Sites that deploy strict Content-Security-Policy headers without 'unsafe-inline' (i.e. script-src 'nonce-<nonce>') need every inline <script> element to carry a matching nonce attribute. djust's lazy-fill activator integrates with the standard Django convention (request.csp_nonce, set by django-csp middleware or any compatible CSP package):

• When request.csp_nonce is set — the framework emits nonce="..." on the lazy-fill <template> element AND on the inline <script> activator that calls window.djust.lazyFill(...). The browser's CSP enforcer accepts the activator at parse time without any client-side intervention.
• When request.csp_nonce is absent or empty — no nonce attribute is emitted. Sites without CSP middleware see no change from previous behavior.

Implementation detail: the framework reads getattr(request, 'csp_nonce', None) via the existing djust.utils.get_csp_nonce helper. Any CSP middleware that follows the same convention (the de-facto Django standard) is supported out of the box — no additional configuration is required.

Comparison¶

Phase 1 matches the first-paint win of renderToPipeableStream without the Suspense machinery. Phase 2 (planned for v0.6.2) adds out-of-order rendering via lazy-child placeholders that stream in after the main chunk.

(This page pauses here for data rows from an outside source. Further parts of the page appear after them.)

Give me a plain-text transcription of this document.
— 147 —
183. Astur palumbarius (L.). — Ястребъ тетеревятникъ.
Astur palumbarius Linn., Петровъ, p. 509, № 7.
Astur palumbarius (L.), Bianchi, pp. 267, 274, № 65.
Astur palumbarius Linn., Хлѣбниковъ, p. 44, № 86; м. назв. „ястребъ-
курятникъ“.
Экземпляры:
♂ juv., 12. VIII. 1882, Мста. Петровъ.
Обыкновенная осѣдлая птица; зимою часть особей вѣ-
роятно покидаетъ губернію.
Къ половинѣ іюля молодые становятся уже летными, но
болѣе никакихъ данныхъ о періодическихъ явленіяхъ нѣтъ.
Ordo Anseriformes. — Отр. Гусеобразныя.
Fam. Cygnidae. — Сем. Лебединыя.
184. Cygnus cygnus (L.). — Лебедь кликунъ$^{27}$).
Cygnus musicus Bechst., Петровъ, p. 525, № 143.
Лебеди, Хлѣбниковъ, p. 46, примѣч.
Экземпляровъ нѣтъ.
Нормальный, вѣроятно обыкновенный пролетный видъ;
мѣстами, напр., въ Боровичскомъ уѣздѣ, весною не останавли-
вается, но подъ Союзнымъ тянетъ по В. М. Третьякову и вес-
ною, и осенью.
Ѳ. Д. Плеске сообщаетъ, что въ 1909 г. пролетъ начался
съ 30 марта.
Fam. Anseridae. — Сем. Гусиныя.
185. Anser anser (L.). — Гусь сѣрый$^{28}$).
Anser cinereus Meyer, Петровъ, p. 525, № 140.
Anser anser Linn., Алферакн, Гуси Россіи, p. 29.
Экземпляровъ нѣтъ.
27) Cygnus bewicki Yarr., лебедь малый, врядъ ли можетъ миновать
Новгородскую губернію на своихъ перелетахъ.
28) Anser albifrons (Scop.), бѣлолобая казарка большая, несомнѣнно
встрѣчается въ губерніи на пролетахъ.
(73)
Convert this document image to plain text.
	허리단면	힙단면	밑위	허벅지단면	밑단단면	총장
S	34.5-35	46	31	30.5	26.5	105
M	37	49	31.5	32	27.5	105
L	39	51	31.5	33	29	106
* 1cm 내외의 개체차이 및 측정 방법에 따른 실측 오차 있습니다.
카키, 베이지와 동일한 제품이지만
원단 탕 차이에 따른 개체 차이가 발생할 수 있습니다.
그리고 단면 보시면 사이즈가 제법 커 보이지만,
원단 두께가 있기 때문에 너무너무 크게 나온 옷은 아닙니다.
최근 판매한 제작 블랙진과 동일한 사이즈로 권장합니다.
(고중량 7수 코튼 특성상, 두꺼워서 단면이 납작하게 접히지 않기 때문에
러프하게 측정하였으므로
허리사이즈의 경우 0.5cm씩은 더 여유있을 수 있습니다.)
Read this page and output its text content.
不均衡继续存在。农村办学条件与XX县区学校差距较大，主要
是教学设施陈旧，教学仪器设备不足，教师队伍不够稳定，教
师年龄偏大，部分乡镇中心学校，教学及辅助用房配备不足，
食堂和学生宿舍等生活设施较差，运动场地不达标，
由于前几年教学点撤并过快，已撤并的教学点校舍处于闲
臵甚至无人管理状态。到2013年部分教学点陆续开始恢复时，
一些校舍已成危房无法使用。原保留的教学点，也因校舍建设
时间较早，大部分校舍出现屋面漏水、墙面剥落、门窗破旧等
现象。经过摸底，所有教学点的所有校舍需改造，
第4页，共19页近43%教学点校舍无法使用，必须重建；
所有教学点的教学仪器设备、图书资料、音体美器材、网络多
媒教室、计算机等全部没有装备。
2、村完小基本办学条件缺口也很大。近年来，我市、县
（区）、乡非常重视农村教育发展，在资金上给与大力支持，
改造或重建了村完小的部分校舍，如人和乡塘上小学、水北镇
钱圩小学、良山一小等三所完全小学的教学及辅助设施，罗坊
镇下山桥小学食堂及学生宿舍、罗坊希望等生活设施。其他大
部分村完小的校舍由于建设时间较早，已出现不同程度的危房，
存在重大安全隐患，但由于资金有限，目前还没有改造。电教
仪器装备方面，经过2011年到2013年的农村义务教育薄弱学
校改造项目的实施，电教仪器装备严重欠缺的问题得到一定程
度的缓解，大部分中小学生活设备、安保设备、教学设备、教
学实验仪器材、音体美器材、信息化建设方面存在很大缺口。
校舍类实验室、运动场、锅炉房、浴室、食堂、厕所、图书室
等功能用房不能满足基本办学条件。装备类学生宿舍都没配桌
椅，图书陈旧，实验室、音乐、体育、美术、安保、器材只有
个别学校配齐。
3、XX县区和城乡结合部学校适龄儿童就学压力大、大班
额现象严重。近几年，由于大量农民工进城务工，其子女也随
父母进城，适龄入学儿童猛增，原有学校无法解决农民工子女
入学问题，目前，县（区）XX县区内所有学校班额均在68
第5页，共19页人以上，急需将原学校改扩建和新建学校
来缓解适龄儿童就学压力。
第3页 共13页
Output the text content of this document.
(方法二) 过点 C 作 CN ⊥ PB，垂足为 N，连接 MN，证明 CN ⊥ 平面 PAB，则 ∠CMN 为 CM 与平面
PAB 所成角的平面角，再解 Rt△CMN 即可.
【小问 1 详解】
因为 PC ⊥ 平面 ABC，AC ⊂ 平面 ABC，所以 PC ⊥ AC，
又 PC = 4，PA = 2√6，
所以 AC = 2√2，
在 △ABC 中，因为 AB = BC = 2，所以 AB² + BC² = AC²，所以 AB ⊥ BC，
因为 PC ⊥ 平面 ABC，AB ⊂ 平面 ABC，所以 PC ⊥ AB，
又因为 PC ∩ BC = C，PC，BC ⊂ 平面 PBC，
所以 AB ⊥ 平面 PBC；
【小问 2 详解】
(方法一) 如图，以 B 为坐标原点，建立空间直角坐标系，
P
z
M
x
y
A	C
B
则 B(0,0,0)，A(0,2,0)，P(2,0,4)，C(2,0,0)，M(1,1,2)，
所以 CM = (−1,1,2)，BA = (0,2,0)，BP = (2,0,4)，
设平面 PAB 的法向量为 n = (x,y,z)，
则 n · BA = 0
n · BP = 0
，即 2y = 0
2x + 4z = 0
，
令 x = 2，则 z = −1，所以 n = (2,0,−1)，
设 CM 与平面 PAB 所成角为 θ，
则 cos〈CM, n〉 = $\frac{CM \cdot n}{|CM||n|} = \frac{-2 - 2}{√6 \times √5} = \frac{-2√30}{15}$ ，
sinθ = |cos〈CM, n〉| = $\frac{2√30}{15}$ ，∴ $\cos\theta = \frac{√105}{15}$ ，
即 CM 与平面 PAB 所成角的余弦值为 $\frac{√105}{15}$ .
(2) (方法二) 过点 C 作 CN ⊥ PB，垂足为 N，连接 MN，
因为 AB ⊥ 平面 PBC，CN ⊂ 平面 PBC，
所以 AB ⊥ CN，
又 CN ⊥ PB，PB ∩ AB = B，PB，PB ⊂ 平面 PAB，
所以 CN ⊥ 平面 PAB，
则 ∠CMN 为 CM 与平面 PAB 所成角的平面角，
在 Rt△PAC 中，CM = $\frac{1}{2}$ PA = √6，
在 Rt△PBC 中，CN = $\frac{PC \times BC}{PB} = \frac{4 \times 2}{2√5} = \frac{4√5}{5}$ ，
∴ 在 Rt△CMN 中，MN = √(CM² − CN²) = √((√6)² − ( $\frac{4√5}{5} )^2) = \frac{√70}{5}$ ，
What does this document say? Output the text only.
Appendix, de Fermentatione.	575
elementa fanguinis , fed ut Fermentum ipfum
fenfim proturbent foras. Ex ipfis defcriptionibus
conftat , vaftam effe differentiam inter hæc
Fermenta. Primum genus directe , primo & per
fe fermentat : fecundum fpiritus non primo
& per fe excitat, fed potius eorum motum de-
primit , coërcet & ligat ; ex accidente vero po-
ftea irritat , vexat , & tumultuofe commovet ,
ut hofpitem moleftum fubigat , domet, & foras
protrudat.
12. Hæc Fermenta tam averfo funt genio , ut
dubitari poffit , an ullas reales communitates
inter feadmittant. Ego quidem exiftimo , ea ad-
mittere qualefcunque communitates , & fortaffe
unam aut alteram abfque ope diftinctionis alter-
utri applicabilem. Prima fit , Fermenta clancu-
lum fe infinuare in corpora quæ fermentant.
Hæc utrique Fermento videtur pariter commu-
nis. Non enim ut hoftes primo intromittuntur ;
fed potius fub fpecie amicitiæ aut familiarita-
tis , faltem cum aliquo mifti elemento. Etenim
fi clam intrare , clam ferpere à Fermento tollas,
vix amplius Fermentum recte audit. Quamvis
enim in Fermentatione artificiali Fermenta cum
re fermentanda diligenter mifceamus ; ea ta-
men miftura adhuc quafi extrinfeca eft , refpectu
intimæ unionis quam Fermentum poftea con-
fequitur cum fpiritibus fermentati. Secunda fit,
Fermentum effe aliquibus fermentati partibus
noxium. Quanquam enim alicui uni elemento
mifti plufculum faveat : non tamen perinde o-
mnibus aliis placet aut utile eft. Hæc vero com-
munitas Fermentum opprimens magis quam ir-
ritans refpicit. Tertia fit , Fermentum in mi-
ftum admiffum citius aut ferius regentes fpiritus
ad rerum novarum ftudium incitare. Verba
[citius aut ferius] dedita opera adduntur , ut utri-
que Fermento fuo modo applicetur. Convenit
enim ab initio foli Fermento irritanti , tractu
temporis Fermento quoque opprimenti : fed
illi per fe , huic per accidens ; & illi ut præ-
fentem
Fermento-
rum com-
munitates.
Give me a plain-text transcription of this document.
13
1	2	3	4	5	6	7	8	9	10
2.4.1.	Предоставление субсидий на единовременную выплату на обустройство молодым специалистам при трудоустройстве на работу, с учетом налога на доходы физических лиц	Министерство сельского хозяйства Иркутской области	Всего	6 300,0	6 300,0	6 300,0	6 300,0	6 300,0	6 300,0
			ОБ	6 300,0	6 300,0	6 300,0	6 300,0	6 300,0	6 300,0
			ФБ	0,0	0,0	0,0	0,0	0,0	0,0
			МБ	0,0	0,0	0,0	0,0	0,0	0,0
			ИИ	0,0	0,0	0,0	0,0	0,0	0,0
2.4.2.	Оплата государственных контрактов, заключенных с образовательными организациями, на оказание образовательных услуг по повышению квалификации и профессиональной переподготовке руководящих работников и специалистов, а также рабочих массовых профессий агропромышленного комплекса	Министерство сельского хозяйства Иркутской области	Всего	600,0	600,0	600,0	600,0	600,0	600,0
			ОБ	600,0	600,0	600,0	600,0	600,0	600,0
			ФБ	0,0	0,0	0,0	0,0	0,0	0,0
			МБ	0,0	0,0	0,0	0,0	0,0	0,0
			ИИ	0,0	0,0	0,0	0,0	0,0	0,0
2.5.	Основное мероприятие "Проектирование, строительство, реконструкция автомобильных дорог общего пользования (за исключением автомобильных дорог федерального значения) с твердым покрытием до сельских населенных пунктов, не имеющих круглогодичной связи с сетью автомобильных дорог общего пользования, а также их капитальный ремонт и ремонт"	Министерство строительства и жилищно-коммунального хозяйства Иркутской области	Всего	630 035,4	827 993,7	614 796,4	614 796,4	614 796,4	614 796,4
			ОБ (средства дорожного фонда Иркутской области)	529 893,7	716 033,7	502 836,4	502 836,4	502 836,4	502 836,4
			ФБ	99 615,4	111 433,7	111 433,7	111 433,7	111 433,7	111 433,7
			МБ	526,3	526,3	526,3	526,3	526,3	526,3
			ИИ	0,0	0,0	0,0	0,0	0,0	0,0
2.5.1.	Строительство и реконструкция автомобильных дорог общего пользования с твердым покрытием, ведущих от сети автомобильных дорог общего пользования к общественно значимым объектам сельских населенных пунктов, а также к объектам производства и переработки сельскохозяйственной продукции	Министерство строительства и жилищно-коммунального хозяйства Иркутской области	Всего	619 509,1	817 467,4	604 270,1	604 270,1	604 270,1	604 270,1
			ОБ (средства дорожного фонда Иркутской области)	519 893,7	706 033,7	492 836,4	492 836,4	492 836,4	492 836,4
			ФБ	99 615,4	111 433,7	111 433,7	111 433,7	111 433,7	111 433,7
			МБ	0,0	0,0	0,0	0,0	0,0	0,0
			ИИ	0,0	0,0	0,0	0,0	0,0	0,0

Future work — Phase 2 (v0.6.2)¶

Lazy-child streaming extends this to {% live_render %} children marked lazy=True:

1. Parent yields a <div dj-view dj-lazy> placeholder inside Chunk 2.
2. After Chunk 3, the parent continues streaming each lazy child as a <template data-target="dj-lazy-N">...</template> + inline <script>djust.streamFill('dj-lazy-N')</script> sequence.
3. A new client module adopts the template content into the target container — equivalent to React Suspense's streaming resolution.

This lets you ship an instant shell with placeholder UI and stream in heavy children (charts, tables, LLM output) as they become ready — closer parity with renderToPipeableStream and React Server Components. Tracked on the ROADMAP as v0.6.2 scope.